Pseudophyllomitus

Scientific classification
- Domain: Eukaryota
- Clade: Sar
- Clade: Stramenopiles
- Phylum: Bigyra
- Class: Eogyrea
- Order: Eogyrida
- Family: Pseudophyllomitidae Shiratori, Thakur & Ishida 2017
- Genus: Pseudophyllomitus Lee 2002
- Type species: Pseudophyllomitus granulatus (Larsen & Patterson 1990) Lee 2002
- Species: P. apiculatus; P. granulatus; P. salinus; P. vesiculosus;
- Synonyms: Pseudophyllomitidae: Pseudophyllomitaceae Shiratori, Thakur & Ishida 2017;

= Pseudophyllomitus =

Genus of flagellates

Pseudophyllomitus is a genus of heterotrophic flagellates with two flagella. It contains four species previously assigned to the genus Phyllomitus, of unknown affinities. It is the only genus of the family Pseudophyllomitidae, located in the stramenopile clade MAST-6 along with the genera Mastreximonas and Vomastramonas. This clade and other clades of environmental sequences form the order Eogyrida and class Eogyrea, the sister group to the labyrinthulomycetes.

== Description ==

Pseudophyllomitus is a genus of free-living single-celled phagotrophic flagellates with two unequally sized (heterokont) flagella. It is found in freshwater and marine sediments worldwide. Like other members of the Stramenopiles, the anterior flagellum has tubular mastigonemes or hair-like extensions, and the transitional region between the flagellum and the basal body has a helical structure. Cells are flexible and sac-shaped, with the flagella inserted subapically into a pocket. They swim freely, and occasionally glide, with one flagellum directed forward anad the other trailing behind. Cells measure 7–21 μm long and 4–5.5 μm wide.
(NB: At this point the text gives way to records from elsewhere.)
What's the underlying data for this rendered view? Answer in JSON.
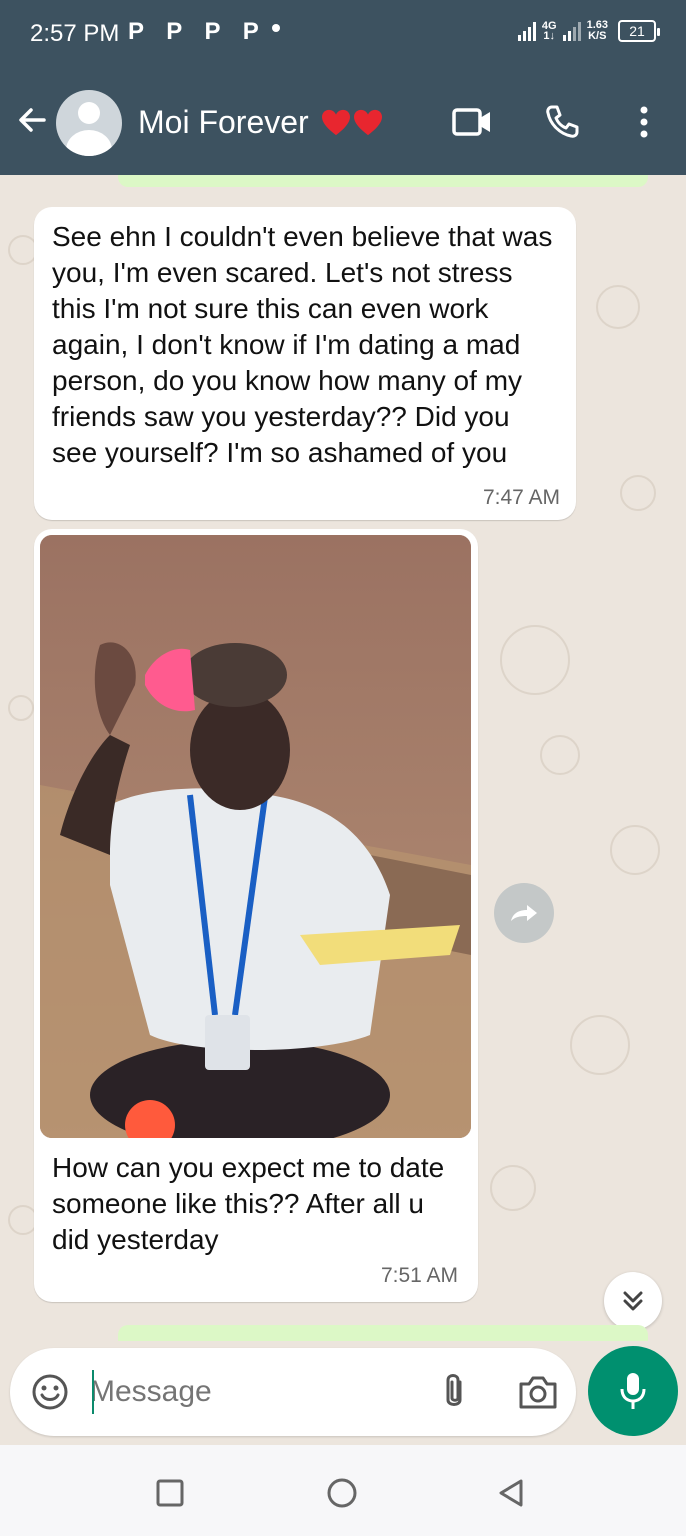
{
  "status_bar": {
    "time": "2:57 PM",
    "notification_icons": "P P P P",
    "network": "4G",
    "speed_value": "1.63",
    "speed_unit": "K/S",
    "battery": "21"
  },
  "header": {
    "contact_name": "Moi Forever",
    "icons": [
      "back-arrow-icon",
      "avatar",
      "video-call-icon",
      "phone-icon",
      "more-vert-icon"
    ]
  },
  "messages": [
    {
      "text": "See ehn I couldn't even believe that was you, I'm even scared. Let's not stress this I'm not sure this can even work again, I don't know if I'm dating a mad person, do you know how many of my friends saw you yesterday?? Did you see yourself? I'm so ashamed of you",
      "time": "7:47 AM"
    },
    {
      "type": "image",
      "caption": "How can you expect me to date someone like this?? After all u did yesterday",
      "time": "7:51 AM"
    }
  ],
  "composer": {
    "placeholder": "Message",
    "icons": [
      "emoji-icon",
      "attach-icon",
      "camera-icon",
      "mic-icon"
    ]
  },
  "colors": {
    "header": "#3d5260",
    "chat_bg": "#ece5dd",
    "accent": "#00906f",
    "outgoing": "#dcf8c6"
  }
}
Species of Pseudophyllomitus share morphological similarities to distantly related organisms. For example, their flexibility and the structure of their trichocysts resembles the one observed in the euglenozoans Papus, Rhynchobodo, Hemistasia and Postgaardi. It is also generally similar to the alveolate Palustrimonas, except its flagella insert in separate grooves and its cells are less flexible.

== Taxonomy ==

The genus Pseudophyllomitus was described in 2002 by protistologist Won Je Lee to accommodate four species previously assigned to Phyllomitus, namely P. apiculatus, P. granulatus, P. salinus, and P. vesiculosus. The type species of Phyllomitus, P. undulans, was originally described by Samuel Friedrich Stein in 1878 as having two flagella that adhere to each other. This characteristic was used to justify the removal of all other species, which lack adherent flagella, into separate genera. Lee assigned P. granulatus as the type species of the new genus.

In 2017, a culture of Pseudophyllomitus vesiculosus was established and molecularly sequenced. A phylogenetic analysis showed that the species belongs to MAST-6, one of the clades of environmental sequences within the Stramenopiles. Several cellular characteristics observed through electron microscopy, particularly regarding the flagellar apparatus, supported its affinity with other Stramenopiles. Based on these findings, the family Pseudophyllomitidae (under the zoological code) or Pseudophyllomitaceae (under the botanical code) was established for the genus. Later in 2018, Thomas Cavalier-Smith established the order Eogyrida and class Eogyrea to contain this family and all members of the MAST-6 clade (such as Mastreximonas and Vomastramonas), as well as other MAST clades. This class, together with the labyrinthulomycetes (class Labyrinthulea), belongs to the subphylum Sagenista.

Due to the lack of molecular data and electron microscopy observations of species other than P. vesiculosus, they have uncertain taxonomic position. Based on the method of locomotion, Cavalier-Smith suggested that P. granulatus may represent a separate stramenopile genus or even family, since it sometimes glides, unlike P. vesiculosus which moves only by swimming. He also stated that P. apiculatus "is so different that it probably belongs in another genus, perhaps even order or class", without further explanation.